Various test methods are available for the routine detection of antibodies against dsDNA: enzyme immunotests (ELISA, EUROASSAY, EUROLINE), Farr RIA and the Crithidia luciliae immunofluorescence test (CLIFT). The various test systems differ, sometimes greatly, regarding their sensitivity and specificity. The conventional CLIFT, for example, shows a particularly high disease specificity, while the IIFT Crithidia luciliae sensitive was developed with a focus on high sensitivity.
Thanks to the use of highly purified nucleosomes as linking substance, the performance data of the Anti-dsDNA-NcX ELISA are significantly higher than those of the conventional Anti-dsDNA ELISA. Because of their strong adhesive ability, even a very low concentration of these nucleosomes is suited to coupling isolated dsDNA to the surface of a microplate well.

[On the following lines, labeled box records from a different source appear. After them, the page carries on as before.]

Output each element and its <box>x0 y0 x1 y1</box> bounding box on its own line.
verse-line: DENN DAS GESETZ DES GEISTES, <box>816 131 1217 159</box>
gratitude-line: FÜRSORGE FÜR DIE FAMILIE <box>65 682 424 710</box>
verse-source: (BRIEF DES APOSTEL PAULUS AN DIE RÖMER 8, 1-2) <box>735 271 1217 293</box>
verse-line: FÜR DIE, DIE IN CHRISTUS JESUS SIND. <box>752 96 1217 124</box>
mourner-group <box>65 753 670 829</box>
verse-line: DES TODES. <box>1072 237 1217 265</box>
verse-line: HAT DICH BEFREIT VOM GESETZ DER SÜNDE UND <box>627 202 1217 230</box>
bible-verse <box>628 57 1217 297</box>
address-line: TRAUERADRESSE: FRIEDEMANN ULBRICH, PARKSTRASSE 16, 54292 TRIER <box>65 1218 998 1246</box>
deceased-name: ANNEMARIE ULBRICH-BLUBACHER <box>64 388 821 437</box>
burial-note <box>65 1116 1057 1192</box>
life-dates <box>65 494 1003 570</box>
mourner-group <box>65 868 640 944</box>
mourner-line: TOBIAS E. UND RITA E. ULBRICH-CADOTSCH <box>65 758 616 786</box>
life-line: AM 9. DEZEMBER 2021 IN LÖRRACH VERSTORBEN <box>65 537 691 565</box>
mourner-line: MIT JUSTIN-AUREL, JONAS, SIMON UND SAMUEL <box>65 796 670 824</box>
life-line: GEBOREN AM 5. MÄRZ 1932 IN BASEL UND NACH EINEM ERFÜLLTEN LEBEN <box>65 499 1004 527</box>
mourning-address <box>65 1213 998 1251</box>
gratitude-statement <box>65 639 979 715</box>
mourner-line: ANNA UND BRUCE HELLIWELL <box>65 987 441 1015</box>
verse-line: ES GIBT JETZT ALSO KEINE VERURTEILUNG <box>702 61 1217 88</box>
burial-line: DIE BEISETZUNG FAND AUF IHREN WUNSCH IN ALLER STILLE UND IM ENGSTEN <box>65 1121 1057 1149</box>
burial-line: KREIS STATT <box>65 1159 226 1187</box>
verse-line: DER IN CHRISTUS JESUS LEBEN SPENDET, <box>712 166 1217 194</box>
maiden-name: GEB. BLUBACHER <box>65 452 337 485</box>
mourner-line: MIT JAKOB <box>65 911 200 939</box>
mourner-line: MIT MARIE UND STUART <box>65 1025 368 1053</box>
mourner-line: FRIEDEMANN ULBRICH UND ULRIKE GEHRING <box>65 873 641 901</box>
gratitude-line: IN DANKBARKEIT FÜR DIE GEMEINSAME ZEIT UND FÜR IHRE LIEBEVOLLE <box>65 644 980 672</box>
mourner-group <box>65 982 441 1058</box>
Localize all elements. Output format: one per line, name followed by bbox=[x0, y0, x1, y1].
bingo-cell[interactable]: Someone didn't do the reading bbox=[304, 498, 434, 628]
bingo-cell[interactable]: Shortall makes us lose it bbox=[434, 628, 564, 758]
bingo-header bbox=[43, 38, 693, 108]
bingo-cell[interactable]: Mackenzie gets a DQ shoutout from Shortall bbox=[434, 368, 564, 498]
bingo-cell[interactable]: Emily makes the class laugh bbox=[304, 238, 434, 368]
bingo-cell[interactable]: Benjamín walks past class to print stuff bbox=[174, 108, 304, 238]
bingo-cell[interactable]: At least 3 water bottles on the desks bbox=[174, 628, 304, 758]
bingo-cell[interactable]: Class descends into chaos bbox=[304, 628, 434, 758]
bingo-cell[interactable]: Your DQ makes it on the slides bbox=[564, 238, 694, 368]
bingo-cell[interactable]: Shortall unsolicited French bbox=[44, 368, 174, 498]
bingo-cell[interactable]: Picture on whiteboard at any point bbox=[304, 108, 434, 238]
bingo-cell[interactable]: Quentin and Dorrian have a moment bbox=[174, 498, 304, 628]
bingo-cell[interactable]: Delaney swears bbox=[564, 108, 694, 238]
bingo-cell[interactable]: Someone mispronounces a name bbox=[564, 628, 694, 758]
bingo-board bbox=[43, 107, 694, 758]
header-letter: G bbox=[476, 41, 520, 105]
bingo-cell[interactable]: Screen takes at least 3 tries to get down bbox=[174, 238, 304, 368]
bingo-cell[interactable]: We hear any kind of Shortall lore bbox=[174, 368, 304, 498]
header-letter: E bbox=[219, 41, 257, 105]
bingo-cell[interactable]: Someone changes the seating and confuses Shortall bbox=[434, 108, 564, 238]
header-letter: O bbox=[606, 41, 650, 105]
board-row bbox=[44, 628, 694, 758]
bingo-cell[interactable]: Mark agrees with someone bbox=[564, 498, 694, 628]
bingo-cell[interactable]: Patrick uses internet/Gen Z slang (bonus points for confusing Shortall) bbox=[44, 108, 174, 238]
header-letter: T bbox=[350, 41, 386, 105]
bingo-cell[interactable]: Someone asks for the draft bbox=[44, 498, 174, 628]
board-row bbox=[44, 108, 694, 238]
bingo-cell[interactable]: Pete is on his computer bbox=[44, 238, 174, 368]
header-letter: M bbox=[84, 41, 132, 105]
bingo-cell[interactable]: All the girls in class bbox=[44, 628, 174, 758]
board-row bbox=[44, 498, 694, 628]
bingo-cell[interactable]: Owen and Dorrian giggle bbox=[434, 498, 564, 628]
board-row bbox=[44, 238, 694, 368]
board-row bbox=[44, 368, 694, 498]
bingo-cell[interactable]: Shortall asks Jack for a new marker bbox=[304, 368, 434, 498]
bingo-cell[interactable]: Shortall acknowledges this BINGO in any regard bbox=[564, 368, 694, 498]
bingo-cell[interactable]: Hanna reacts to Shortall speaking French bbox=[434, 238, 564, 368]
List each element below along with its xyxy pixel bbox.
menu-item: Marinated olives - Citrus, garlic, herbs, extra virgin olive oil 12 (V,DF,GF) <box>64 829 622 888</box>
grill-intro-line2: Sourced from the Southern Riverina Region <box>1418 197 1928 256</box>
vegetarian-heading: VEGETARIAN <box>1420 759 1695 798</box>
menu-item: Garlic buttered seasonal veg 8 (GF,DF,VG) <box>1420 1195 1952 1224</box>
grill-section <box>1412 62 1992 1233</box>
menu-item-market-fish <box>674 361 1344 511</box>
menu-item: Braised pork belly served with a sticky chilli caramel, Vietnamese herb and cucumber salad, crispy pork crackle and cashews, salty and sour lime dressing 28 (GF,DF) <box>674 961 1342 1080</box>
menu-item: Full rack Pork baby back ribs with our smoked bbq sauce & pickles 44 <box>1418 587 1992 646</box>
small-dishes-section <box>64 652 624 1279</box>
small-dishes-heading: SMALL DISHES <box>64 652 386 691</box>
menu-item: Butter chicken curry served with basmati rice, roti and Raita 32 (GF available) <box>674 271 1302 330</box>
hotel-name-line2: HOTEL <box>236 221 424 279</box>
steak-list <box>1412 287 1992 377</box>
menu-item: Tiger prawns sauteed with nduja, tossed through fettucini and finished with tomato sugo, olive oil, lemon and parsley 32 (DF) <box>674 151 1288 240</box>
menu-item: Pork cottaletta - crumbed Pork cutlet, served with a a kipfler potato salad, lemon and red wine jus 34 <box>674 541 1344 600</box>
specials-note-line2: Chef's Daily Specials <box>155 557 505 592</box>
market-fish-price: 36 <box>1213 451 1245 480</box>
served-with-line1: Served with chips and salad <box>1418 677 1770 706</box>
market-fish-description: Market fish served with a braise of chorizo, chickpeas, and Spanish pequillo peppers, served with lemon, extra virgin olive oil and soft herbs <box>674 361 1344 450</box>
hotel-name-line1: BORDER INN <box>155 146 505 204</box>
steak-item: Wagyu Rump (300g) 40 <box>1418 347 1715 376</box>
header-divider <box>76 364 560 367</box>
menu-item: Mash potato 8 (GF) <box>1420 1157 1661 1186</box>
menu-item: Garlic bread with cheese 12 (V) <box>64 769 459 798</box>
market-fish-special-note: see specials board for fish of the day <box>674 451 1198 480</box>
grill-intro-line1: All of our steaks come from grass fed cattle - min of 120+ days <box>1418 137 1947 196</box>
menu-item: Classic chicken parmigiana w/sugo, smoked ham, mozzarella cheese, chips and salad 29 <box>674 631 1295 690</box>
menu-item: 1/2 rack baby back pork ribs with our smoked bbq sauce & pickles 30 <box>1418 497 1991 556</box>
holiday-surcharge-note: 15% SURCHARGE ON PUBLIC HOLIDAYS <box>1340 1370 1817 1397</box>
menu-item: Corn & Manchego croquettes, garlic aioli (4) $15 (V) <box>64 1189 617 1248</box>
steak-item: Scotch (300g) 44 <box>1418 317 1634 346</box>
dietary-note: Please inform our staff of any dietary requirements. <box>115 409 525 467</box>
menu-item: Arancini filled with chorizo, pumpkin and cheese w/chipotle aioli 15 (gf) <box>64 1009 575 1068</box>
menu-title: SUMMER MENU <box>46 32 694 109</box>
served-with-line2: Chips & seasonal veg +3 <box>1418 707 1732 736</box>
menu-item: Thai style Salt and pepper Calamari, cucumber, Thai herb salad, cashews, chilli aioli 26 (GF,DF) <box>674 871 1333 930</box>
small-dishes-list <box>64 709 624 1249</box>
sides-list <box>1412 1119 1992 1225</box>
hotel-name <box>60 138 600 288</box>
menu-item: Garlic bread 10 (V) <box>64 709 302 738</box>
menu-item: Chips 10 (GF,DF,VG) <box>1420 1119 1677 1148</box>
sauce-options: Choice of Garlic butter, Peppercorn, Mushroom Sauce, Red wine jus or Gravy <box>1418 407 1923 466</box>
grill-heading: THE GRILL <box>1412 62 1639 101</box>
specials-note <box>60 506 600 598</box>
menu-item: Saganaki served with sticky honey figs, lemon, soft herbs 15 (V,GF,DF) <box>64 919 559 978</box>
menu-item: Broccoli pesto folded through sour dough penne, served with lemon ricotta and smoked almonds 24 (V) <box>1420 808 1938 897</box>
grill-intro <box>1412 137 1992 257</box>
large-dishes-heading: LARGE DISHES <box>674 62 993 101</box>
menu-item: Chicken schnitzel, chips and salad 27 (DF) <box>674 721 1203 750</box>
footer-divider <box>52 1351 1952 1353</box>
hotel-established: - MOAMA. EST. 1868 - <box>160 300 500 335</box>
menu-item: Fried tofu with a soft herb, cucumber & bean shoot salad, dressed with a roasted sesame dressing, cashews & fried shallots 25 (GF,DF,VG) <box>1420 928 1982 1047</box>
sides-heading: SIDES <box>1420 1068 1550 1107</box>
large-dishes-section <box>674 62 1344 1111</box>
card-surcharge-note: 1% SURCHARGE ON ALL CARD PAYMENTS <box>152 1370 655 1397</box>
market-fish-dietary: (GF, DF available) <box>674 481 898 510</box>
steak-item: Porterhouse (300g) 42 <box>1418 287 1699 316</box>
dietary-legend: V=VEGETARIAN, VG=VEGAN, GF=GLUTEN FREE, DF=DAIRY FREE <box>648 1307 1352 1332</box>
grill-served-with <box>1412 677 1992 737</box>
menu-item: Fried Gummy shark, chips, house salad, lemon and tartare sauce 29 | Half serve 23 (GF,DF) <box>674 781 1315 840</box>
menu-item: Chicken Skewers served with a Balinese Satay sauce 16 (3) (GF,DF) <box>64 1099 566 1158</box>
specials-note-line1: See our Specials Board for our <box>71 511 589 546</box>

False positive reactions due to conventional linking substances such as poly-L lysine and protamine sulphate are avoided.
In a clinical comparative study of 564 patients with rheumatic diseases (of these 207 with SLE), the Anti-dsDNA-NcX ELISA yielded an 8% higher sensitivity than the Anti-dsDNA RIA (Biesen et al., Arthritis Res Ther (2011) 13:R26). Nevertheless, different test methods identify different SLE subgroups, so different test systems should be combined to increase the serological detection rate.